2. Optimization Strategy
To reduce data plan consumption, we use a "Change-Only" emission strategy.
The Golden Rule: If a field is scheduled to be recorded but its value has not changed since the last record, the field is omitted from the packet. The backend must interpret a missing field as: current_value = last_known_value.
Example: Mileage Tracking
| Time | Actual Value | Packet Content | Backend Interpretation |
| 11:00 | 58 | MDI_OBD_MILEAGE: 58 | 58 |
| 11:01 | 59 | MDI_OBD_MILEAGE: 59 | 59 |
| 11:02 | 59 | (Field Omitted) | 59 (Last Known) |
| 11:03 | 60 | MDI_OBD_MILEAGE: 60 | 60 |
Impact of Reboots
When a device reboots (due to configuration changes or >18h of continuous driving), the optimization cache is cleared. The first packet after a reboot will contain all configured fields, even if their values haven't changed.
3. Data Reliability & Deduplication
Because we prioritize "at-least-once" delivery, your backend may receive duplicate data. Use the following logic to handle it:
Device-to-Cloud Duplicates
If the device doesn't receive an ACK from the server, it re-sends the data.
Solution: Monitor the recorded_at timestamp.
Action: If a new packet arrives with a recorded_at value equal to or older than the current head for that device, drop it.
Cloud-to-Backend Duplicates
If your backend doesn't ACK our POST request, our notification service will retry.
Solution: Every packet has a unique id.
Action: Maintain a cache of recently processed IDs. If a duplicate id arrives, drop it.
4. Journey Construction & Engine Status Detection
Properly structuring trips and understanding vehicle state is crucial.

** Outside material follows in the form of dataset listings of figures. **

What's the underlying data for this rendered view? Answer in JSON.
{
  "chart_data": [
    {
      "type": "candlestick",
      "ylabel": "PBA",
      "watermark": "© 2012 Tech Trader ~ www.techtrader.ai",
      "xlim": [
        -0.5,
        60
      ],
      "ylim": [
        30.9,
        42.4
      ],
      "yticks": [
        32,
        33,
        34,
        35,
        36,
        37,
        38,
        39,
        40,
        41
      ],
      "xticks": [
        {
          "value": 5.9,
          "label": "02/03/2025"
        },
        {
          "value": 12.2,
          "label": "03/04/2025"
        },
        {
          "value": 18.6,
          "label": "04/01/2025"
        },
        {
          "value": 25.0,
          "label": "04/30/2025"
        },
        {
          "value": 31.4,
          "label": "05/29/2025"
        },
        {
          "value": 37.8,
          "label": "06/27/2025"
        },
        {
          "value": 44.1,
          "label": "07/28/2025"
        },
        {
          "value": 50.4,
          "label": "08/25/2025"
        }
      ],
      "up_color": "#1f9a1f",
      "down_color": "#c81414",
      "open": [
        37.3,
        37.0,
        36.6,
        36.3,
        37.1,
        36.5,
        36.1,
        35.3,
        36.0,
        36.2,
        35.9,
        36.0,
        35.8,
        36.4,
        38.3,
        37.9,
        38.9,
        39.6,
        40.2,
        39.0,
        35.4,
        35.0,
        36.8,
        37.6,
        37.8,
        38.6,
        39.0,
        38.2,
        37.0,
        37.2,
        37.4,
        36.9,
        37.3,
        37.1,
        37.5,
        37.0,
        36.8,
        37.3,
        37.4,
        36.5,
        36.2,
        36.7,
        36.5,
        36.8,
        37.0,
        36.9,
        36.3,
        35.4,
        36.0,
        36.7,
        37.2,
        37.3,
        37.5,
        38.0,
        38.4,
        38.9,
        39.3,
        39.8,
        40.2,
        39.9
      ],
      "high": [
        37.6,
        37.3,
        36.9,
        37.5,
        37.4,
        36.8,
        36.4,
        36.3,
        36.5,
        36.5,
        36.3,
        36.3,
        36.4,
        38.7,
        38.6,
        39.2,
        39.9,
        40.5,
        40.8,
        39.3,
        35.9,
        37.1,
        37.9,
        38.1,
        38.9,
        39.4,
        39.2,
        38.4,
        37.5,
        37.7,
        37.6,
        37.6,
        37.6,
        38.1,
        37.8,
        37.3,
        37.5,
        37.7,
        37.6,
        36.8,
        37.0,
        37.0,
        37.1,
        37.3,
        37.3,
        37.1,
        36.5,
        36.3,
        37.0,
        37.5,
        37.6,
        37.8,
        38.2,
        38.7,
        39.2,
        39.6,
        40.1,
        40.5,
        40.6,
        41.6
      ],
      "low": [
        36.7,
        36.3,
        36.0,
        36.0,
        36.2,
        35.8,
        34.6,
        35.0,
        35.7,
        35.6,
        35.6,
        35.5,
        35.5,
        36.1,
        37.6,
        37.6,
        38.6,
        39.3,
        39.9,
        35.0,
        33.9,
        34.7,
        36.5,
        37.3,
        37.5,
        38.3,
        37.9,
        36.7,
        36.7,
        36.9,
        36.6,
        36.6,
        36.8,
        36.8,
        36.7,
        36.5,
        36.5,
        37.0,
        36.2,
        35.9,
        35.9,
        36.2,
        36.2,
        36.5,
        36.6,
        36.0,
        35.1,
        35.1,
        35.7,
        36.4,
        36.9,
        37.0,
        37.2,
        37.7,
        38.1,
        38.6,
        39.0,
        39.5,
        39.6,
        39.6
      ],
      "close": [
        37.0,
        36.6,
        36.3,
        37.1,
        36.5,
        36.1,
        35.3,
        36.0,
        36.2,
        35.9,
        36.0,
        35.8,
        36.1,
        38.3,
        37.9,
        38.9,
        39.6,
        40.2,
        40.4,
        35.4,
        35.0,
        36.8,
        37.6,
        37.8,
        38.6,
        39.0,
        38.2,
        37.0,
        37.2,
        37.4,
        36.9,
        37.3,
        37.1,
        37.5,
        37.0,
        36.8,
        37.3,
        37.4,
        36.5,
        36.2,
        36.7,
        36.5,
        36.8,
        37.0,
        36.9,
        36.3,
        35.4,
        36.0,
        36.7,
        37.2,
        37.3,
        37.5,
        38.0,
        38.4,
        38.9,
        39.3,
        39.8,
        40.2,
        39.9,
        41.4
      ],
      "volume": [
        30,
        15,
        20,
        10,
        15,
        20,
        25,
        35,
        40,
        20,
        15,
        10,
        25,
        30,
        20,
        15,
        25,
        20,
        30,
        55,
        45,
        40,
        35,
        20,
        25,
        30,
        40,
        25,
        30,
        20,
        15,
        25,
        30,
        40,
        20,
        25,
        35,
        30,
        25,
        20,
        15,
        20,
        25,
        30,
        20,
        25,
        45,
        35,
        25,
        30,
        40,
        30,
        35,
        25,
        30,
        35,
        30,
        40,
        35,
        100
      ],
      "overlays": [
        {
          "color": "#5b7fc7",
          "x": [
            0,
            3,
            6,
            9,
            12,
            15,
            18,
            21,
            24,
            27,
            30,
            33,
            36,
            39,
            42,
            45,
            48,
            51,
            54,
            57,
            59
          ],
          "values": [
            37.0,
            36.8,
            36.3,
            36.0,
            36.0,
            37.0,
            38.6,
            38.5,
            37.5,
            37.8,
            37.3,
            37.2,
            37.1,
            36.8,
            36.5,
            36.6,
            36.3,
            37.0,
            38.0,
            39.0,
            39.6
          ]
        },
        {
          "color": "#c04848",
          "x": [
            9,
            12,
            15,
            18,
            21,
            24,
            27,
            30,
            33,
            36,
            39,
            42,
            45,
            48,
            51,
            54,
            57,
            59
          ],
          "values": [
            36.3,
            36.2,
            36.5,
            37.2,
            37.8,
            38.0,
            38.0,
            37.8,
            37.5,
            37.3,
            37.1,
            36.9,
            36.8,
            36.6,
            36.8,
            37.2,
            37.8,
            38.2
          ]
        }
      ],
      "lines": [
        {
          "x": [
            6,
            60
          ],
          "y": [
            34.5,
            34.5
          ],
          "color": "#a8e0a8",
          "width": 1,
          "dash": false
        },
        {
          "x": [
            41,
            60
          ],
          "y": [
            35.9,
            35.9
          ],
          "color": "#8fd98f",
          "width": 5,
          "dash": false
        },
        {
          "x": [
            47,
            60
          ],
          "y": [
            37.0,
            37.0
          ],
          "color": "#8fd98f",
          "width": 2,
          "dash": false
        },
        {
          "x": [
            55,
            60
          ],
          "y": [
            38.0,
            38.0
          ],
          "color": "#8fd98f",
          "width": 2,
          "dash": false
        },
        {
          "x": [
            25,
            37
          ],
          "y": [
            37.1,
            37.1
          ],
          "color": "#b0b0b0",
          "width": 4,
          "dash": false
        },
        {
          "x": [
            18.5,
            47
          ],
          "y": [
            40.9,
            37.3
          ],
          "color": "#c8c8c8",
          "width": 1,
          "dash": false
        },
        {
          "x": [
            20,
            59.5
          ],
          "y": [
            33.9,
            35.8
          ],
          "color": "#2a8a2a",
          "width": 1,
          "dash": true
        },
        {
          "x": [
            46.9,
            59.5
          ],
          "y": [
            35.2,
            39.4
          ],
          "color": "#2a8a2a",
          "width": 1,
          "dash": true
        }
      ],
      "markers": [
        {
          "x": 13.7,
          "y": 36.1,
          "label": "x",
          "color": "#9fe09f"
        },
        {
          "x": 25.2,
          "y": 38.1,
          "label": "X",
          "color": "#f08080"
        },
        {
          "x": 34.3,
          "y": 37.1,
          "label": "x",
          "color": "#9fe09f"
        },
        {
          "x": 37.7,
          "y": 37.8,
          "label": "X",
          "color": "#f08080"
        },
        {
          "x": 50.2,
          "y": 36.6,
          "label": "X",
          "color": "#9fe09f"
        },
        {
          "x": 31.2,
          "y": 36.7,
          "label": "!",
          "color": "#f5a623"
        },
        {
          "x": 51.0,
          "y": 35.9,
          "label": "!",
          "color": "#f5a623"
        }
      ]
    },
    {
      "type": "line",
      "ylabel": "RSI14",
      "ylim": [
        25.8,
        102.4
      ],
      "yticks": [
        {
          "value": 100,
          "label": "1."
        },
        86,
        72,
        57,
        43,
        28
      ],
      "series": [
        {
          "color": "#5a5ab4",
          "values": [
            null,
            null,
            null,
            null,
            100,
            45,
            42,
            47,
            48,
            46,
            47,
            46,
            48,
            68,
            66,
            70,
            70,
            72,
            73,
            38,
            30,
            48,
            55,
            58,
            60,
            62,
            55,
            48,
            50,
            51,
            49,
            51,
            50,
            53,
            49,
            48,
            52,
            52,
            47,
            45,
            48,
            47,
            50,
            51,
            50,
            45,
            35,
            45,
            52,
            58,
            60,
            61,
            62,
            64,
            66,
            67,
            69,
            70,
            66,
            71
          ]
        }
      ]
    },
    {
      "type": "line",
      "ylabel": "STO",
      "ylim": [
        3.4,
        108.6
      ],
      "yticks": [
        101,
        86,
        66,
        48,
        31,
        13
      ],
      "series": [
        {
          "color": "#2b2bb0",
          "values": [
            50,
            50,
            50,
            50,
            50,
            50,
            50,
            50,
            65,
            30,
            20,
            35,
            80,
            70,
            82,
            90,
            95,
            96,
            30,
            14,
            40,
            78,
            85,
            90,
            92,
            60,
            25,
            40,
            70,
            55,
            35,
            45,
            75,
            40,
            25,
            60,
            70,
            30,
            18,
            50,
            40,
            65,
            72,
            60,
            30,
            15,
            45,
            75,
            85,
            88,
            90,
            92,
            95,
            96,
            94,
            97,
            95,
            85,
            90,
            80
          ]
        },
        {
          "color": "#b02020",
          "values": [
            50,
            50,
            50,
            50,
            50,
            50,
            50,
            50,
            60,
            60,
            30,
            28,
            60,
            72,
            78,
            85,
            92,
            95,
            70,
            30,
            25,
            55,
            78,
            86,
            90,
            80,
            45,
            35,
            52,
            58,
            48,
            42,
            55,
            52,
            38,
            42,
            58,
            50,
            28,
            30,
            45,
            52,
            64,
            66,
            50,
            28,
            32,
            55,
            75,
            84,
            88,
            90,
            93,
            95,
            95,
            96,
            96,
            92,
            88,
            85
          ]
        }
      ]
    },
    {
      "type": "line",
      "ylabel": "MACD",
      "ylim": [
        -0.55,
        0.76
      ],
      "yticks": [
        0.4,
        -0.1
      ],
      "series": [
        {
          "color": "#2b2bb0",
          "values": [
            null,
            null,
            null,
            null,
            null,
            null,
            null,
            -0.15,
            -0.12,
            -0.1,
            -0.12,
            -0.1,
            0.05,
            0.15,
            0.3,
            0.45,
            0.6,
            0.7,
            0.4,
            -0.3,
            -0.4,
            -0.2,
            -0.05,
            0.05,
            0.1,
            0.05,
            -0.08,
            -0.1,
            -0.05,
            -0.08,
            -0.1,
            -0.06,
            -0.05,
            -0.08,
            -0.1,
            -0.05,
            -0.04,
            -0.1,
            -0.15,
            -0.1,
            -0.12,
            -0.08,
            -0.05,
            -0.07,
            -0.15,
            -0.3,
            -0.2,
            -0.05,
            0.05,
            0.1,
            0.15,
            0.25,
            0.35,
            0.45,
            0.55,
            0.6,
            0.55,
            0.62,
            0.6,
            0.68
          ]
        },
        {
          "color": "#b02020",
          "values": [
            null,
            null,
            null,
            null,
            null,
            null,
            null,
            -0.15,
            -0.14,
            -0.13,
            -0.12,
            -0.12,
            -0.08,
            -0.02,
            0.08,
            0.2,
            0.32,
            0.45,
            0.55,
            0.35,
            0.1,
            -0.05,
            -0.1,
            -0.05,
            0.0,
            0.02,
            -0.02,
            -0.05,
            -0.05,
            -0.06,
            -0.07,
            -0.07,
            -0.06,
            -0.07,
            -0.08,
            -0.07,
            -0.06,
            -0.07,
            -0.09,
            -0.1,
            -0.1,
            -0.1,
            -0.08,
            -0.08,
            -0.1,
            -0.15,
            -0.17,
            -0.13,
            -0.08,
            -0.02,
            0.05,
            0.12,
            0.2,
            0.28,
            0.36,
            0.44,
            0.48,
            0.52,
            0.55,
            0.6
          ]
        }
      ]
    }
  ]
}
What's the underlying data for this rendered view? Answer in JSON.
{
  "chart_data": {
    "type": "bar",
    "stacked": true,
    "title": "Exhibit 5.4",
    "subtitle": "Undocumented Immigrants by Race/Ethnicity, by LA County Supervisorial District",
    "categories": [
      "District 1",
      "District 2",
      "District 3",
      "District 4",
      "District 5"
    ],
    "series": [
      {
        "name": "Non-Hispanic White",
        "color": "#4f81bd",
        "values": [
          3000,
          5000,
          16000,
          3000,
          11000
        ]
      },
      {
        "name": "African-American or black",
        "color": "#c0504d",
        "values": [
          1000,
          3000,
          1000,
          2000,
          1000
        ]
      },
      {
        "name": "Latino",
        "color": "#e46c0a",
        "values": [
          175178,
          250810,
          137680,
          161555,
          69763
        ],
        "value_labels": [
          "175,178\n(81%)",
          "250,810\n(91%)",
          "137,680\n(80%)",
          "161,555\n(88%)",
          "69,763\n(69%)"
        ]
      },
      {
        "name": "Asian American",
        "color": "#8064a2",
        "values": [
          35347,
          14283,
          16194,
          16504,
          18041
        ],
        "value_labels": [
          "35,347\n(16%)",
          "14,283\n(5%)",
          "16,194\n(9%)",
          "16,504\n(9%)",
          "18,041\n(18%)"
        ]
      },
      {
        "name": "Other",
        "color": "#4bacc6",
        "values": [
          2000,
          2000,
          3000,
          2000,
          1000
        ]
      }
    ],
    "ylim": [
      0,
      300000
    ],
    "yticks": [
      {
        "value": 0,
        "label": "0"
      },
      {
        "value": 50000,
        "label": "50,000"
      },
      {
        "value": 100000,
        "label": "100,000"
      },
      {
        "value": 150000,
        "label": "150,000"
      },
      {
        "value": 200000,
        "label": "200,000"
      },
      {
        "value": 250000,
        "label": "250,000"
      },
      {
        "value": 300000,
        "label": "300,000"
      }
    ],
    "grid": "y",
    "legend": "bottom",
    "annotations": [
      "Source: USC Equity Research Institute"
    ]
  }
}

MDI_JOURNEY_STATE is the primary boolean field used for trip tracking (True = Journey Started, False = Journey Ended).
Filtering Trip Noise
To ensure high-quality, actionable trip data, implement these backend rules:
Short Trips: Ignore journeys where MDI_JOURNEY_STATE remains true for less than 3 minutes. This safely filters out "forgotten item in the car" scenarios.
Engine Stalls/Stop-Start: We advise to not immediately terminate a journey. If an MDI_JOURNEY_STATE: true follows a false within 5 minutes, merge them into a continuous trip.
Underground Parking (Loss of Signal): If no data is received for 15 minutes, trigger a "soft end" for the journey on the backend. When the device eventually reconnects, use the MDI_JOURNEY_ID to reconcile and stitch the data together.
Engine Status vs. Movement (DIO_IGNITION)
If your specific use case requires detecting the actual engine status rather than just trip tracking, you should monitor the DIO_IGNITION field.
Important: DIO_IGNITION does not rely on a single hardware source. The device dynamically and intelligently determines ignition status using multiple fallback inputs, depending on their availability and reliability:
Native OBD: Ignition signal directly from the vehicle's OEM stack (highest priority when available).
Vehicle Telemetry: Ignition inferred via vehicle data (e.g., engine RPM MDI_OBD_RPM, engine parameters).
External/Environmental Indicators: Ignition inferred via hardware sensors (e.g., external voltage behavior, accelerometer movement, GPS dynamics).
The device handles the complexity by prioritizing the most reliable available source and outputting the final state to DIO_IGNITION.